Out in Paperback / Made to Break
Made to Break -- Technology and Obsolescence in America by Giles Slade, Harvard '06 paperback, $27.95, 336 pages, ISBN #0-674-02203-3. Index, source notes, no bibliography or illustrations.
I grew up in a New England household whose guiding adage was, "Use it up, wear it out. Make do, or do without." Yet traveling on a parallel track and strengthening all the time was the doctrine of planned obsolescence, that it's OK, even desirable, for manufactured goods to be thrown away before they break. The legacy of that notion, which independent scholar Giles Slade tells us is nearly a century old, is that some 90 per cent of the 315 million still-usable personal computers discarded in North America in 2004 were trashed and that 100 million cell phones were tossed in 2005.

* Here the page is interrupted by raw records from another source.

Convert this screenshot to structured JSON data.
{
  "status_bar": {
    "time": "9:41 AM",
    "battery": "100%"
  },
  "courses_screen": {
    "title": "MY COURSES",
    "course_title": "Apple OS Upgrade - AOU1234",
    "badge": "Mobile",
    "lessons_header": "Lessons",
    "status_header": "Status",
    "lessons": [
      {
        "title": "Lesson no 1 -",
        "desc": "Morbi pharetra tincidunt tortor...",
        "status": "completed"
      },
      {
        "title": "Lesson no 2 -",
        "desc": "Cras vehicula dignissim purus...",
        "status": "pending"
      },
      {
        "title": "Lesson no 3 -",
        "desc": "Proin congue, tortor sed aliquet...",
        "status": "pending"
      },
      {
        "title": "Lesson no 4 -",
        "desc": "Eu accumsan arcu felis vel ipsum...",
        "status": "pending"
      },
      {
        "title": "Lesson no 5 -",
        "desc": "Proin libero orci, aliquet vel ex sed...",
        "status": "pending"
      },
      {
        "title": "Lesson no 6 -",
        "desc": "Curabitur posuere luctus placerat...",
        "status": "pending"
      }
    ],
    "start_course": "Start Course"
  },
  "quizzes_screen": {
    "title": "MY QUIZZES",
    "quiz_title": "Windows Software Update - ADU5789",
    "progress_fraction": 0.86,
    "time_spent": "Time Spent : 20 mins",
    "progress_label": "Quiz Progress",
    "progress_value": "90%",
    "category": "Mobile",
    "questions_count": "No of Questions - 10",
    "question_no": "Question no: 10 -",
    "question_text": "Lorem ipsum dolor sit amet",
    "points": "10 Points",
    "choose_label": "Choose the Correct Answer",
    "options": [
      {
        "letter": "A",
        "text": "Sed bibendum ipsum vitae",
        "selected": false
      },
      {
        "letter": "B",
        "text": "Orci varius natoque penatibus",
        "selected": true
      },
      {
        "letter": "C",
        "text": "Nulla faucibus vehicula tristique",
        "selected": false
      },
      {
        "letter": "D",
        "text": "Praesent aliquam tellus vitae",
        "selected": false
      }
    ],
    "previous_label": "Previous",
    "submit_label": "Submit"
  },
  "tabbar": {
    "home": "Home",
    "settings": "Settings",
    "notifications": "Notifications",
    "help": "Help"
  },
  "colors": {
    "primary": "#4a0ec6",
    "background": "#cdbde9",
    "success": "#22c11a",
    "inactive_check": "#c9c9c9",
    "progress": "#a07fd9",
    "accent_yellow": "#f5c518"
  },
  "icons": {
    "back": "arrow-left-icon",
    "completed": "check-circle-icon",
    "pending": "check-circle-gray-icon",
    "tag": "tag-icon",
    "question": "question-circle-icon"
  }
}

By the early 1920s, more than half the automobiles manufactured in America were Henry Ford's Model Ts, which he said customers "could have in any color, as long as it was black." Alfred P. Sloan's General Motors broke Ford's stranglehold by introducing annual styling changes, introducing the notion that a car was a reflection of its owner. As one's wealth increased, one could reflect burgeoning prosperity with a larger, more luxurious model.
Slade walks us through how planned obsolescence weathered the Depression and war years, its effect on radio and TV, and the advent of transistors and computer chips. Finally, he turns to what one reviewer calls "the veritable mushroom cloud of electronic waste threatening our planet" and what to do about it.